2.3 不同焦虑抑郁情绪潜在类别人群的多重比较

以3个潜在类别作为自变量,使用焦虑抑郁得分作为因变量,进行方差分析及多重比较,结果显示3个组别的焦虑抑郁得分差异具有统计学意义(p<0.001)。焦虑抑郁-症状组的焦虑抑郁得分最高,焦虑抑郁-困扰组得分次之,低焦虑抑郁组得分最低,焦虑抑郁-症状组的焦虑抑郁情绪得分显著高于焦虑抑郁-困扰组,焦虑抑郁-困扰组的焦虑抑郁情绪得分显著高于低焦虑抑郁组,详见表2。

表2 不同潜在类别人群的焦虑抑郁状况比较

3 讨论

本研究和过往研究结果一致,男性犯罪青少年的焦虑抑郁水平显著高于全国常模水平(焦虑因子得分1.41±0.44、抑郁因子得分1.51±0.60)[6-7,17],但如前文所述,随着社会的发展变迁,常模的时效性值得探讨。因此,本研究选择以个体为中心的方法,根据个体对不同题项的反应,发现男性犯罪青少年焦虑抑郁情绪存在明显的分组特征,可划分为3个潜在类别:低焦虑抑郁组(60.35%)、焦虑抑郁-困扰组(29.55%)及焦虑抑郁-症状组(10.10%)。低焦虑抑郁组人数最多,不存在明显的焦虑抑郁情绪;与低焦虑抑郁组相比,焦虑抑郁-困扰组人数略少一些,存在一定程度的焦虑抑郁情绪;焦虑抑郁-症状组人数最少,存在较严重的焦虑抑郁情绪。焦虑抑郁-困扰组和焦虑抑郁-症状组都是需要被关注的心理“弱势群体”,可具有针对性的开展心理干预。方差分析及多重比较表明,焦虑抑郁-症状组的焦虑抑郁得分最高,焦虑抑郁-困扰组得分次之,低焦虑抑郁组得分最低,焦虑抑郁-症状组的焦虑抑郁情绪得分显著高于焦虑抑郁-困扰组,焦虑抑郁-困扰组的焦虑抑郁情绪得分显著高于低焦虑抑郁组。可见潜在剖面分析能够较好地区分和甄别男性犯罪青少年的焦虑抑郁情绪程度,潜在分类切实有效。

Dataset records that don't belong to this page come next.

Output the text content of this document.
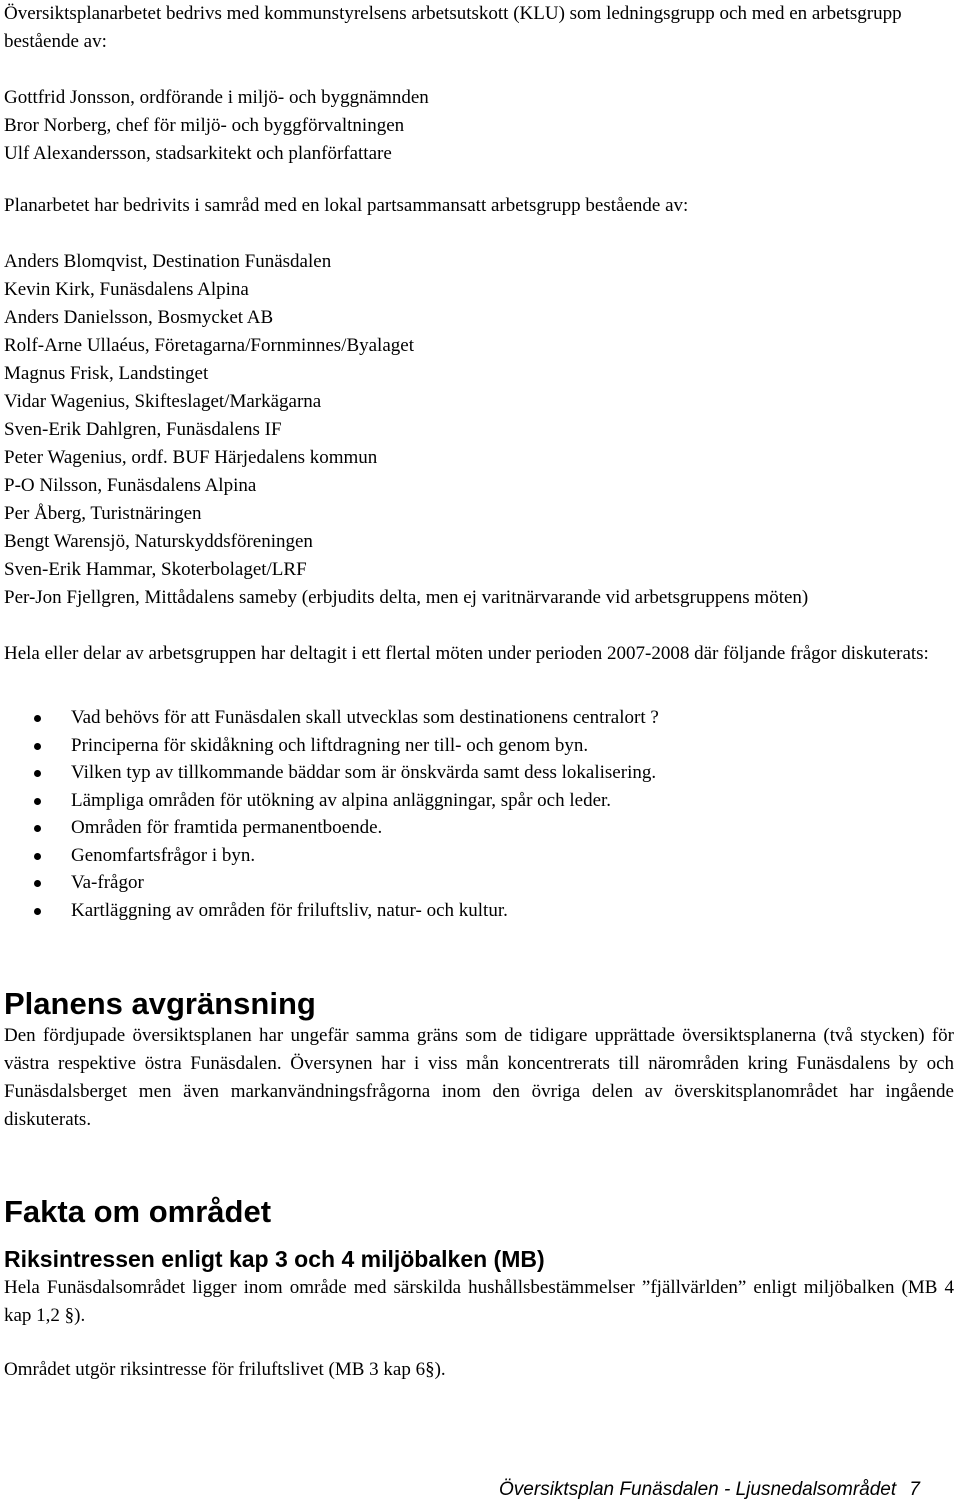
Översiktsplanarbetet bedrivs med kommunstyrelsens arbetsutskott (KLU) som ledningsgrupp och med en arbetsgrupp bestående av:

Gottfrid Jonsson, ordförande i miljö- och byggnämnden

Bror Norberg, chef för miljö- och byggförvaltningen

Ulf Alexandersson, stadsarkitekt och planförfattare

Planarbetet har bedrivits i samråd med en lokal partsammansatt arbetsgrupp bestående av:

Anders Blomqvist, Destination Funäsdalen

Kevin Kirk, Funäsdalens Alpina

Anders Danielsson, Bosmycket AB

Rolf-Arne Ullaéus, Företagarna/Fornminnes/Byalaget

Magnus Frisk, Landstinget

Vidar Wagenius, Skifteslaget/Markägarna

Sven-Erik Dahlgren, Funäsdalens IF

Peter Wagenius, ordf. BUF Härjedalens kommun

P-O Nilsson, Funäsdalens Alpina

Per Åberg, Turistnäringen

Bengt Warensjö, Naturskyddsföreningen

Sven-Erik Hammar, Skoterbolaget/LRF

Per-Jon Fjellgren, Mittådalens sameby (erbjudits delta, men ej varitnärvarande vid arbetsgruppens möten)

Hela eller delar av arbetsgruppen har deltagit i ett flertal möten under perioden 2007-2008 där följande frågor diskuterats:

Vad behövs för att Funäsdalen skall utvecklas som destinationens centralort ?
Principerna för skidåkning och liftdragning ner till- och genom byn.
Vilken typ av tillkommande bäddar som är önskvärda samt dess lokalisering.
Lämpliga områden för utökning av alpina anläggningar, spår och leder.
Områden för framtida permanentboende.
Genomfartsfrågor i byn.
Va-frågor
Kartläggning av områden för friluftsliv, natur- och kultur.
Planens avgränsning

Den fördjupade översiktsplanen har ungefär samma gräns som de tidigare upprättade översiktsplanerna (två stycken) för västra respektive östra Funäsdalen. Översynen har i viss mån koncentrerats till närområden kring Funäsdalens by och Funäsdalsberget men även markanvändningsfrågorna inom den övriga delen av överskitsplanområdet har ingående diskuterats.

Fakta om området
Riksintressen enligt kap 3 och 4 miljöbalken (MB)

Hela Funäsdalsområdet ligger inom område med särskilda hushållsbestämmelser ”fjällvärlden” enligt miljöbalken (MB 4 kap 1,2 §).

Området utgör riksintresse för friluftslivet (MB 3 kap 6§).

Översiktsplan Funäsdalen - Ljusnedalsområdet 7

青少年犯的心理健康状况亟需被关注,心理健康教育应是青少年犯罪教育矫正机制中的重要内容。首先,少管所应不断完善健全心理干预机制,结合团体心理辅导和个体心理咨询等多种形式,帮助青少年犯积极改造[18]。其次,在心理健康教育方面,可针对不同类型罪犯青少年的特点,因材施教;建立完整并且持续性的心理档案制度;多学科、多视角契合中国实际的矫治模式的建构[19]。最后,针对青少年的身心发展特点,开发适用于青少年犯的心理辅导模式,对于青少年犯的健康发展和顺利回归社会具有重要意义[20]。

在具体的干预中,对焦虑情绪的调整可采用系统脱敏法,诱导男性犯罪青少年缓慢暴露于让他们产生焦虑的情境之中,再通过放松训练来对抗对应的焦虑情绪,最后消除焦虑情绪。实施中可根据男性犯罪青少年的自我表露建立焦虑等级,首先进入低等级的焦虑情景中进行放松训练,在克服对应的焦虑情绪后,可进入下一个等级的焦虑情境,继续进行放松训练直到青少年犯不再感到焦虑[21]。另外,对于抑郁情绪的矫治可采用冥想练习法,冥想练习法需要青少年犯在心中定下一个对未来的憧憬图,主题可以是温暖的家庭、真挚的爱情等,以他们自身感到平静、放松或是愉悦为准。然后在大脑中去想象实现,越是能集中投入情感在这个憧憬图之中,效果就越好,对此进行反复练习,以此来达到减弱或消除抑郁情绪的目的[21]。

本研究将潜类别模型运用于男性犯罪青少年心理行为的分类研究,发现男性犯罪青少年的焦虑抑郁情绪具有异质性,其焦虑抑郁情绪存在三种潜在分类:低焦虑抑郁组、焦虑抑郁-困扰组及焦虑抑郁-症状组,为今后开展有针对性的心理健康教育提供了依据。但本研究尚存不足之处:(1)有效数据均来源于个体自我报告,可能存在社会赞许性等因素的影响;(2)在潜类别模型的运用上,仍缺乏在人口学变量及相关变量上的探索;(3)属于横断研究,而纵向数据的潜类别分析更能深入剖析问题。